Saturday 26 March 2016

Paradox database.db recycled into Libre Office ready for mailing label generation

Problem

A neighbour asked for some help moving over from a couple of turn of the century windows XP boxes onto a new PC running Windows 10. Most of this was easy as the printer was quite up-to-date and most of the activity on the machine was for email using Thunderbird and document creation using Word 2003. The sting in the tail was the "Mailings" system used to handle a small business mailing list. As can be seen the standard address data was supplemented with some flags marked a..z which are used to record various attributes about the entry.  The main output from the system was mailing labels used for posting catalogs. There are about 5700+ entries in the database.



Research and process

The first task was to find which database system is used to hold the data, then see if the data can be extracted easily.
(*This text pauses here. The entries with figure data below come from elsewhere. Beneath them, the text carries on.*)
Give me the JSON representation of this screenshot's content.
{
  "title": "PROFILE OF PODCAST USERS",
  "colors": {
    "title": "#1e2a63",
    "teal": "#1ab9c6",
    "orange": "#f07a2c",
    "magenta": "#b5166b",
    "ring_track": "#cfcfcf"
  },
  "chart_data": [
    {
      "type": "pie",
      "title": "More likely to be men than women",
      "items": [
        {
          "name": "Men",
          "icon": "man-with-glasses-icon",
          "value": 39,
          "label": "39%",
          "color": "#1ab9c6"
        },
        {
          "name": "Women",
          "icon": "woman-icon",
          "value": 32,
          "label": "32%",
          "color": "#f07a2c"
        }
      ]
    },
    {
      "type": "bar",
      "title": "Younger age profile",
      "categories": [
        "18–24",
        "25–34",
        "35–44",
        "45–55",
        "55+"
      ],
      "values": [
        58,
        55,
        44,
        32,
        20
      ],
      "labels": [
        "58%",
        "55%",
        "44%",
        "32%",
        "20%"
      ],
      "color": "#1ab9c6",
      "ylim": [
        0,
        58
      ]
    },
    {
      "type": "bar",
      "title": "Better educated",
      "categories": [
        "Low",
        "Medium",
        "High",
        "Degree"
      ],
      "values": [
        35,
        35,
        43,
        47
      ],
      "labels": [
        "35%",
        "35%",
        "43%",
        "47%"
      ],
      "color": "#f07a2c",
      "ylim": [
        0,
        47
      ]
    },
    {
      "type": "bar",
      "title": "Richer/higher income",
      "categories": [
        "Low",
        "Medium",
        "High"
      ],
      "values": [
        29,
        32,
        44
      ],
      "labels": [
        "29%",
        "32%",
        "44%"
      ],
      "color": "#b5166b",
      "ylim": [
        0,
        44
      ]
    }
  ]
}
Step two would be to reformat the extracted data into a modern usable format and finally figure out how to create mailing labels from that data.
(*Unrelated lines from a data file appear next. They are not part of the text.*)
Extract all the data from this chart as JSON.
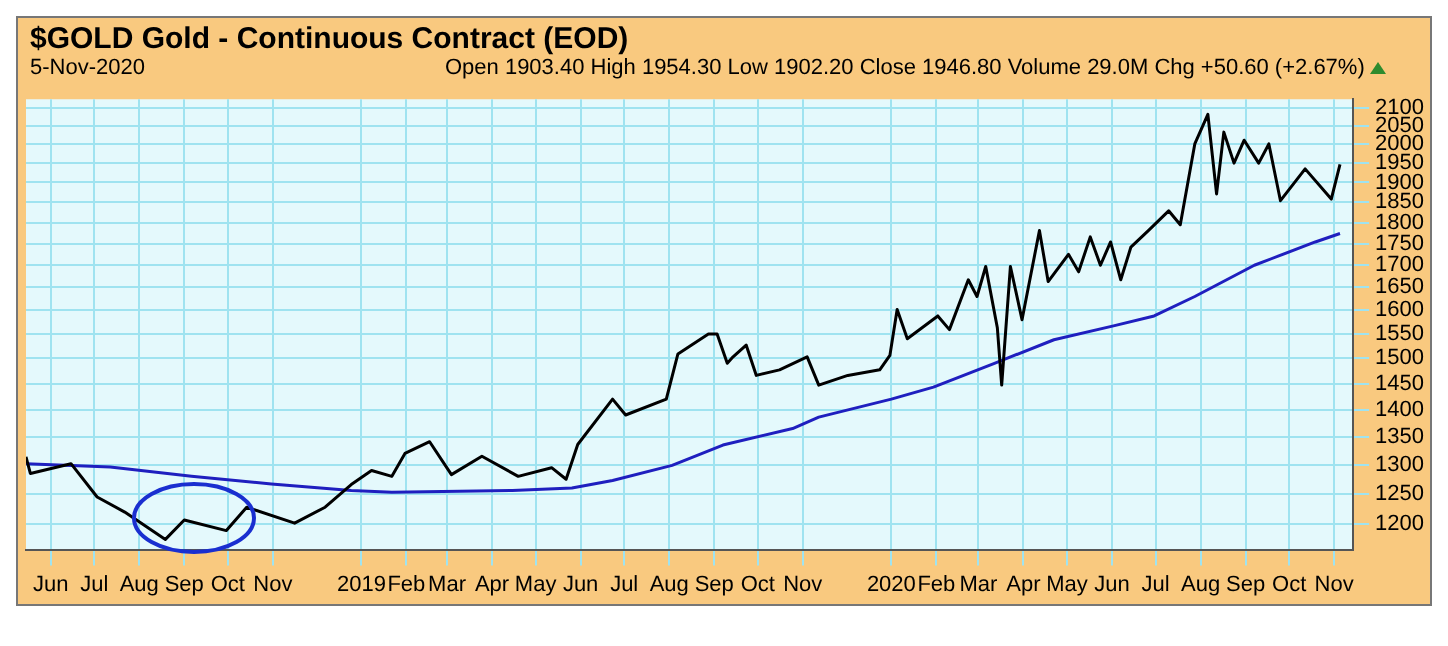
{
  "chart_data": {
    "type": "line",
    "title": "$GOLD Gold - Continuous Contract (EOD)",
    "subtitle": "5-Nov-2020",
    "annotations": [
      "Open 1903.40 High 1954.30 Low 1902.20 Close 1946.80 Volume 29.0M Chg +50.60 (+2.67%)"
    ],
    "log": "y",
    "grid": true,
    "marker": "none",
    "line_style": "solid",
    "legend": false,
    "xlim": [
      "2018-05-15",
      "2020-11-14"
    ],
    "xticks": [
      {
        "value": "2018-06-01",
        "label": "Jun"
      },
      {
        "value": "2018-07-01",
        "label": "Jul"
      },
      {
        "value": "2018-08-01",
        "label": "Aug"
      },
      {
        "value": "2018-09-01",
        "label": "Sep"
      },
      {
        "value": "2018-10-01",
        "label": "Oct"
      },
      {
        "value": "2018-11-01",
        "label": "Nov"
      },
      {
        "value": "2019-01-01",
        "label": "2019"
      },
      {
        "value": "2019-02-01",
        "label": "Feb"
      },
      {
        "value": "2019-03-01",
        "label": "Mar"
      },
      {
        "value": "2019-04-01",
        "label": "Apr"
      },
      {
        "value": "2019-05-01",
        "label": "May"
      },
      {
        "value": "2019-06-01",
        "label": "Jun"
      },
      {
        "value": "2019-07-01",
        "label": "Jul"
      },
      {
        "value": "2019-08-01",
        "label": "Aug"
      },
      {
        "value": "2019-09-01",
        "label": "Sep"
      },
      {
        "value": "2019-10-01",
        "label": "Oct"
      },
      {
        "value": "2019-11-01",
        "label": "Nov"
      },
      {
        "value": "2020-01-01",
        "label": "2020"
      },
      {
        "value": "2020-02-01",
        "label": "Feb"
      },
      {
        "value": "2020-03-01",
        "label": "Mar"
      },
      {
        "value": "2020-04-01",
        "label": "Apr"
      },
      {
        "value": "2020-05-01",
        "label": "May"
      },
      {
        "value": "2020-06-01",
        "label": "Jun"
      },
      {
        "value": "2020-07-01",
        "label": "Jul"
      },
      {
        "value": "2020-08-01",
        "label": "Aug"
      },
      {
        "value": "2020-09-01",
        "label": "Sep"
      },
      {
        "value": "2020-10-01",
        "label": "Oct"
      },
      {
        "value": "2020-11-01",
        "label": "Nov"
      }
    ],
    "ylim": [
      1160,
      2125
    ],
    "yticks": [
      1200,
      1250,
      1300,
      1350,
      1400,
      1450,
      1500,
      1550,
      1600,
      1650,
      1700,
      1750,
      1800,
      1850,
      1900,
      1950,
      2000,
      2050,
      2100
    ],
    "series": [
      {
        "color": "#000000",
        "x": [
          "2018-05-15",
          "2018-05-18",
          "2018-06-15",
          "2018-07-03",
          "2018-07-22",
          "2018-08-19",
          "2018-09-01",
          "2018-09-30",
          "2018-10-14",
          "2018-11-16",
          "2018-12-07",
          "2018-12-25",
          "2019-01-08",
          "2019-01-22",
          "2019-01-31",
          "2019-02-17",
          "2019-03-04",
          "2019-03-25",
          "2019-04-19",
          "2019-05-12",
          "2019-05-22",
          "2019-05-30",
          "2019-06-23",
          "2019-07-02",
          "2019-07-30",
          "2019-08-07",
          "2019-08-28",
          "2019-09-03",
          "2019-09-10",
          "2019-09-14",
          "2019-09-23",
          "2019-09-30",
          "2019-10-16",
          "2019-11-04",
          "2019-11-12",
          "2019-12-02",
          "2019-12-24",
          "2019-12-31",
          "2020-01-05",
          "2020-01-12",
          "2020-02-02",
          "2020-02-10",
          "2020-02-23",
          "2020-02-29",
          "2020-03-06",
          "2020-03-14",
          "2020-03-17",
          "2020-03-23",
          "2020-03-31",
          "2020-04-12",
          "2020-04-18",
          "2020-05-02",
          "2020-05-09",
          "2020-05-17",
          "2020-05-24",
          "2020-05-31",
          "2020-06-07",
          "2020-06-14",
          "2020-06-26",
          "2020-07-10",
          "2020-07-18",
          "2020-07-28",
          "2020-08-06",
          "2020-08-12",
          "2020-08-17",
          "2020-08-24",
          "2020-08-31",
          "2020-09-10",
          "2020-09-17",
          "2020-09-25",
          "2020-10-12",
          "2020-10-30",
          "2020-11-05"
        ],
        "values": [
          1314,
          1285,
          1302,
          1245,
          1220,
          1176,
          1207,
          1190,
          1228,
          1202,
          1228,
          1266,
          1290,
          1280,
          1320,
          1341,
          1283,
          1315,
          1280,
          1295,
          1275,
          1336,
          1420,
          1390,
          1420,
          1509,
          1550,
          1550,
          1490,
          1503,
          1527,
          1466,
          1477,
          1503,
          1447,
          1466,
          1477,
          1506,
          1602,
          1540,
          1588,
          1559,
          1667,
          1630,
          1697,
          1563,
          1447,
          1697,
          1580,
          1781,
          1663,
          1725,
          1685,
          1766,
          1700,
          1754,
          1667,
          1742,
          1781,
          1829,
          1795,
          2001,
          2082,
          1871,
          2033,
          1950,
          2011,
          1950,
          2001,
          1854,
          1935,
          1858,
          1946.8
        ]
      },
      {
        "color": "#1f1fbf",
        "x": [
          "2018-05-15",
          "2018-07-12",
          "2018-09-06",
          "2018-10-31",
          "2018-12-25",
          "2019-01-22",
          "2019-04-15",
          "2019-05-26",
          "2019-06-23",
          "2019-08-03",
          "2019-09-07",
          "2019-10-25",
          "2019-11-12",
          "2020-01-01",
          "2020-01-30",
          "2020-03-12",
          "2020-04-22",
          "2020-06-02",
          "2020-06-30",
          "2020-07-28",
          "2020-09-07",
          "2020-10-19",
          "2020-11-05"
        ],
        "values": [
          1302,
          1296,
          1280,
          1267,
          1256,
          1253,
          1256,
          1260,
          1273,
          1299,
          1335,
          1365,
          1386,
          1420,
          1443,
          1490,
          1538,
          1567,
          1588,
          1630,
          1700,
          1754,
          1774
        ]
      }
    ]
  }
}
Finding the brand of database was achieved by online search of files ending in .DB and .PX. Doing a strings command on the .EXE file and looking on the web for hints from the contents.

The strings output gave these names that looked like sub-routines or procedure names near the start of the file.

DBEDIT
DBGARROW
DBINSERT
DBN_CANCEL
DBN_DELETE
DBN_EDIT
DBN_FIRST
DBN_INSERT
DBN_LAST
DBN_NEXT
DBN_POST
DBN_PRIOR 

Search on these names gave hints that Delphi development environment had been used. The searches for .DB and .PX had results that indicated a Paradox database was being used. This matched with the known technology from the age of the system from around 2004. 

There are four main ways to read and refactor database files :
  1. Start the existing database - connect to it and extract all the data,
  2. Read the database files using an extractor tool, reformat or reuse the output,
  3. Read the database files and figure out the low level format to extract the records and rebuild into an input format,
  4. Use the import feature of a new database to read an older one.

The major advantage of using some kind of extraction tool  2) over a forensic bit twiddling approach 3) are time to solution, accuracy and ease of use.  Extraction from database using encryption mandate methods 1 & 4 above. For this project method 2 was to be used.

Knowing that the database was in Paradox format allowed the research to be more focused on obtaining a read and extract tool. Luckily the Wikipedia page for Paradox database listed PxTools & Pxlib combination that could be used to read an existing database file. The PxTools project is partly hosted on Sourceforge and partly on private web pages of  Jan Kneschke. The download links were a bit mixed up but just knowing that such a tool existed was enough to believe that clean extraction would be possible.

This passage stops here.